I believe the atmosphere, the view, the location, the celebration, the room, the special occasion can drastically change how a wine tastes. Here is the kicker, have you ever purchased that magical wine expecting the same results and been a little disappointed. Were your expectations so high that the wine could not live up to that “moment”? I know we have all done this and then looked at each other and said “it’s just not the same”. The reason it is not the same is because sometimes it is hard to replicate that exact “Moment” in time. It’s as if the stars were all lined up just for you that night. The moon was brighter, the night warmer or colder. The smells were better, the food taste amazing, the view fantastic and your company looked great.
You see; that’s the joy of opening another bottle of wine, it takes us away from our day to day grind, especially if you enjoy each sip as if it’s your last. Was it the wine, I want to believe so. This is why there are so may venues dedicated to wine and wine tasting. We all can attest to how much wine can make our daily lives just a little better. Even if you can not create that exact moment with that wine there is always another bottle to help create another memorable time. Happy “Moment” hunting!
Can’t wait for you to tell us what you think??



?? wrote:
10.22.14 at 8:39 PM

Fantastic beat ! I would like to apprentice at the same time as you
amend your website, how can i subscribe for a blog web site?

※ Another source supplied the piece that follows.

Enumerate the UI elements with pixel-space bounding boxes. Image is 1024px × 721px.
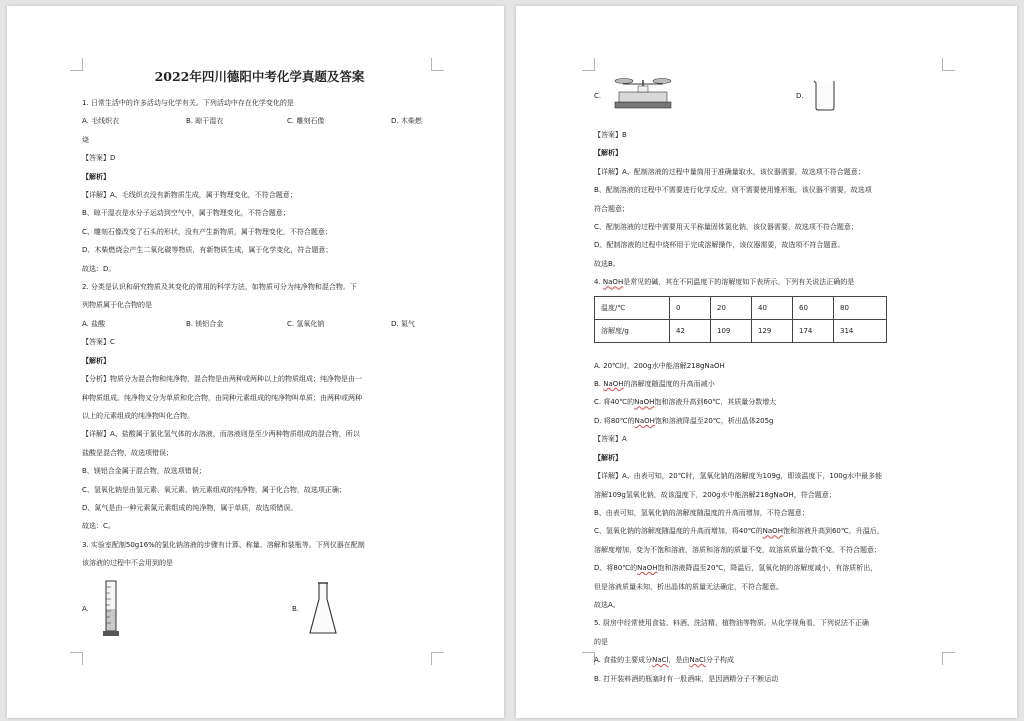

The account helped me a appropriate deal.
I have been tiny bit familiar of this your broadcast
offered vibrant clear concept

?????? wrote:
10.22.14 at 10:08 PM

When some one searches for his required thing, so he/she wishes to be available that in detail, so that thing is
maintained over here.

Comment on this entry

(will not be published)
(optional -- Google will not follow)

Type the characters you see in the picture above.

Buy My Book!

small_final_covershot_dropshadow.jpg A wine book like no other. Photographs, essays, and wine recommendations. Learn more.

Follow Me On:

Twitter Facebook Pinterest Instagram Delectable Flipboard

Most Recent Entries

US 2014 Vintage - Early, Fast, Eventful Vinography Images: Big Shadow Come Explore The Essence of Wine with Me in Healdsburg: October 30th, 2014 Vinography Unboxed: Week of October 5, 2014 Another Idiotic California Law Screws Wineries Vinography Images: Vineyard Reflections The Fake Tongue Illusion and Wine Tasting 2014 Wine & Spirits Top 100 Tasting: October 21, San Francisco Cool Beauty: Tasting the Wines of the Western Sonoma Coast Vinography Images: Shaggy Companions

Favorite Posts From the Archives

Masuizumi Junmai Daiginjo, Toyama Prefecture Wine.Com Gives Retailers (and Consumers) the Finger 1961 Hospices de Beaune Emile Chandesais, Burgundy Wine Over Time The Better Half of My Palate 1999 Királyudvar "Lapis" Tokaji Furmint, Hungary What's Allowed in Your Wine and Winemaking Why Community Tasting Notes Sites Will Fail Appreciating Wine in Context The Soul vs. The Market 1989 Fiorano Botte 48 Semillion,Italy

Archives by Month


Required Reading for Wine Lovers

The Oxford Companion to Wine by Jancis Robinson The Taste of Wine by Emile Peynaud Adventures on the Wine Route by Kermit Lynch Love By the Glass by Dorothy Gaiter & John Brecher Noble Rot by William Echikson The Science of Wine by Jamie Goode The Judgement of Paris by George Taber The Wine Bible by Karen MacNeil The Botanist and the Vintner by Christy Campbell The Emperor of Wine by Elin McCoy The World Atlas of Wine by Hugh Johnson The World's Greatest Wine Estates by Robert M. Parker, Jr.